“跪好了,老夫人的氣不消,大夫人不能起來。”
“茶都端不穩,還留着你有甚麼用,丈夫的心留不住就算了,他都一個月沒去你那裏了。再這樣下去,不僅你會被人恥笑,還有你們段家。”
“大夫人還是好好反思一下,若是這個月不跟大公子認錯,你的正室夫人之位,就換個人來坐。
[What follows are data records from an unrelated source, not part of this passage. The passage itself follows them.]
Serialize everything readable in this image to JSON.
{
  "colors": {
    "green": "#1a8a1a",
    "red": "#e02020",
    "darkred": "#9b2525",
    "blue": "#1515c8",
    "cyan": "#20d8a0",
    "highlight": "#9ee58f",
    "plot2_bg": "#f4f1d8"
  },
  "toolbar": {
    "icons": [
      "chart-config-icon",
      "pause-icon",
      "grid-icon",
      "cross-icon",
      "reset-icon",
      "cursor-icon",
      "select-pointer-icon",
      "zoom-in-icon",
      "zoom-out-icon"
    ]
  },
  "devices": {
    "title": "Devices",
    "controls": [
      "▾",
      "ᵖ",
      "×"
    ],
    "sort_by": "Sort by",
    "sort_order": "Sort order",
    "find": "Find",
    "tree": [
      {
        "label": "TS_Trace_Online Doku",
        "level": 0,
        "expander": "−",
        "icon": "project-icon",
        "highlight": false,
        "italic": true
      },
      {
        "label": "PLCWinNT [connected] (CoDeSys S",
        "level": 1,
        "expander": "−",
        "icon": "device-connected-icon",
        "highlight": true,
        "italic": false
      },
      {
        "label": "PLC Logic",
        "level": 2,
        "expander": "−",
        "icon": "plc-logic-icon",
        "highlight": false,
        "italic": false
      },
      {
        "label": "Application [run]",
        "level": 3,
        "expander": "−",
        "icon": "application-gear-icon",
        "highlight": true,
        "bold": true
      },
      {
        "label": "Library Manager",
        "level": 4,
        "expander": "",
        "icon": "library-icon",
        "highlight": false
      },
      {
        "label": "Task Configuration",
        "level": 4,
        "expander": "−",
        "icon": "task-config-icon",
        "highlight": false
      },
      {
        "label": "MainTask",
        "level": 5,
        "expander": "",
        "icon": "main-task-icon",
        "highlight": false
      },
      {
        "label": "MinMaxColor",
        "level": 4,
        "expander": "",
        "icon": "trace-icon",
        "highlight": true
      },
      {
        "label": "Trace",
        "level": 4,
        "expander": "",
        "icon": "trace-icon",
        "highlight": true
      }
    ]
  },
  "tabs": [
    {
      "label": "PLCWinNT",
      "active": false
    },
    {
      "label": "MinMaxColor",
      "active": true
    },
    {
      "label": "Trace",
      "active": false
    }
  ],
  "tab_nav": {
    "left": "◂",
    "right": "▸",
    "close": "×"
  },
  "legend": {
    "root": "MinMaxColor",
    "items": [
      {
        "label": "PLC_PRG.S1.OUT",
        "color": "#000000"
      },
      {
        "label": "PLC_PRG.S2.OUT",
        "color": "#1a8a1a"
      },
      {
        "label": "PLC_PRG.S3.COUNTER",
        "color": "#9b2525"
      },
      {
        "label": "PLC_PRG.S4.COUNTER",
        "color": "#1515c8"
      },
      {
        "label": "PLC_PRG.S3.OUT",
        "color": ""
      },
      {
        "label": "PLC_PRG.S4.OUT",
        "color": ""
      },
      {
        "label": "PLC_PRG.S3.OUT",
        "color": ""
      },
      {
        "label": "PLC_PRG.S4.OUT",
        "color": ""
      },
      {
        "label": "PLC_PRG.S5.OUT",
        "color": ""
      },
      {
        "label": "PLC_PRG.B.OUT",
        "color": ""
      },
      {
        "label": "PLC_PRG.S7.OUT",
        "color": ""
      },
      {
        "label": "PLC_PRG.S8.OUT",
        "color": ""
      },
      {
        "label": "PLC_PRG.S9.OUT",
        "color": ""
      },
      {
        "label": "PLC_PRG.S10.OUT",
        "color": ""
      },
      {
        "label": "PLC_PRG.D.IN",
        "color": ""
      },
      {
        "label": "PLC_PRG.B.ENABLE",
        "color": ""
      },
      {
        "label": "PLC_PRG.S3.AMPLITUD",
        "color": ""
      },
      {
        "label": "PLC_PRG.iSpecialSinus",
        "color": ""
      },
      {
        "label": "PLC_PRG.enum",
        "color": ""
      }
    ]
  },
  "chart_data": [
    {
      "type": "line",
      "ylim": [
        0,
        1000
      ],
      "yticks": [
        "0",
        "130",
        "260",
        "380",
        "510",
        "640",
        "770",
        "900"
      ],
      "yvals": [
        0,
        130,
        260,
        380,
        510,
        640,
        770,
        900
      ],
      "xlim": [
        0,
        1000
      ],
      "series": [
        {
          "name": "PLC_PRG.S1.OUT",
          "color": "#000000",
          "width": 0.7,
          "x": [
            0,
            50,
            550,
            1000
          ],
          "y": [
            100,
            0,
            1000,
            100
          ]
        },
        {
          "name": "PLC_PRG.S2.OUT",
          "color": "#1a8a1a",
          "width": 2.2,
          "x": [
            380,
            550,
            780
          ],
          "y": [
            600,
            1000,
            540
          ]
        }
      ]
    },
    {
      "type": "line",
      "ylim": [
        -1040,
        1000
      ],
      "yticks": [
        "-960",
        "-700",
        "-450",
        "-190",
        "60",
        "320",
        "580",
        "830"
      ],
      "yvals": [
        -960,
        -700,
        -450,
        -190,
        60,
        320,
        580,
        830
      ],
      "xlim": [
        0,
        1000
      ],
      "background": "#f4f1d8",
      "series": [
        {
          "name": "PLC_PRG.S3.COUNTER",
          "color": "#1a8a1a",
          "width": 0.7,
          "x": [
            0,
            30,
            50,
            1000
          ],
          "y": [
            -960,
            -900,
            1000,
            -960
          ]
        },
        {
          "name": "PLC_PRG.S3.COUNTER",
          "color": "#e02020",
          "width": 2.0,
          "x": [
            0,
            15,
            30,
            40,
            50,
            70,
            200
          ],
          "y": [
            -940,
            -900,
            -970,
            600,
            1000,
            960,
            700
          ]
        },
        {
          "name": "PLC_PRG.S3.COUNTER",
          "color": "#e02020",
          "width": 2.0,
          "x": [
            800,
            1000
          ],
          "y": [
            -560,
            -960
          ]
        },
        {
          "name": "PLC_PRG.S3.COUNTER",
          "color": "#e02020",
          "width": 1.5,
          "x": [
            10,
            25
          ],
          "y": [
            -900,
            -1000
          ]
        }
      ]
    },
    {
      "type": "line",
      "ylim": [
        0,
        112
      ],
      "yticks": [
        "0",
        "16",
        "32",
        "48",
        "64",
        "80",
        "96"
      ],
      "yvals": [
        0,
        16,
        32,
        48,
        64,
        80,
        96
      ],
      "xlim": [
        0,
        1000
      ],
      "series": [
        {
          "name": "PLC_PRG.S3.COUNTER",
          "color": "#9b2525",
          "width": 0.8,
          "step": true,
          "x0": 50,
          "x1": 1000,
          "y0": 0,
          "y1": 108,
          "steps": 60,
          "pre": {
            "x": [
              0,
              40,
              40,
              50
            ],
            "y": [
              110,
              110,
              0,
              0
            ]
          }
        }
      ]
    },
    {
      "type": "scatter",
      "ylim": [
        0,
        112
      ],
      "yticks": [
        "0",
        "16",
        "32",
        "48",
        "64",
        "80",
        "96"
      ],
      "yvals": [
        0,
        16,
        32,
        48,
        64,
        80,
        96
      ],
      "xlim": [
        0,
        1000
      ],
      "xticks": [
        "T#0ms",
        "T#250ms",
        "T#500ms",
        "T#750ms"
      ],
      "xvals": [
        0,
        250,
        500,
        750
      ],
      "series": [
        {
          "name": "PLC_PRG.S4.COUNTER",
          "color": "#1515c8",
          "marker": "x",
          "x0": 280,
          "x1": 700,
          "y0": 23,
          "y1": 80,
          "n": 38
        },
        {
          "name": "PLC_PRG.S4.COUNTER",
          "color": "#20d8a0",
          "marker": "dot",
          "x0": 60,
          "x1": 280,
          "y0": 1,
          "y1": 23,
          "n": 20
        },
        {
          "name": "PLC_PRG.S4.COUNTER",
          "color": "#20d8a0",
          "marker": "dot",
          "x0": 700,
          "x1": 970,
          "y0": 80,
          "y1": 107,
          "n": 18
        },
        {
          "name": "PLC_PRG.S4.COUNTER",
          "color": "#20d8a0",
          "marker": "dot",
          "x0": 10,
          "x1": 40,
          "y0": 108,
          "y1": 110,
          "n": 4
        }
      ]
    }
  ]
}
”
腦子嗡嗡的,耳邊傳來王婆子聒噪的聲音。
段月眨了眨眼睛,發現自己跪在地上,雙手還捧着一杯茶,手臂微微顫抖。
她不是被兒子跟夫君連累,被關進大牢秋後問斬嗎?
還沒到立秋,她就在獄中病死了。
怎麼又活了,還在這兒罰跪?
段月窩囊了一輩子,上怕老的下怕小的,打碎牙往肚子裏咽。
跟風箱裏的老鼠一樣過了一輩子,到頭來兒子不親丈夫厭棄,哪怕是自請到鄉下生活,還是沒躲過Z家人的折磨。
就連母親都說她爛泥扶不上牆,他們想幫襯都無處下手。
因爲她性子軟弱,趙家老夫人性格潑辣,慣會拿捏她,丈夫也讓她讓着他母親。
“跪端正點,塌着腰背像甚麼樣子,怪不得將一雙兒女都不待見你。”
王婆子拿着根雞毛撣子,朝段月身上抽了一下。
好疼,段月一下子挺直了腰背,一股火氣躥上了天靈蓋,燒得她胸膛發燙。
……
一炷香的時間,老夫人的房間內痛哭聲求饒聲一片。
除了老夫人,大家都跪在地上。
王婆子跪在地上直磕頭,“請大夫人收手吧,我們知道錯了。老夫人暈了過去,不請郎中來,若是真有個三長兩短,我們誰都擔負不起。”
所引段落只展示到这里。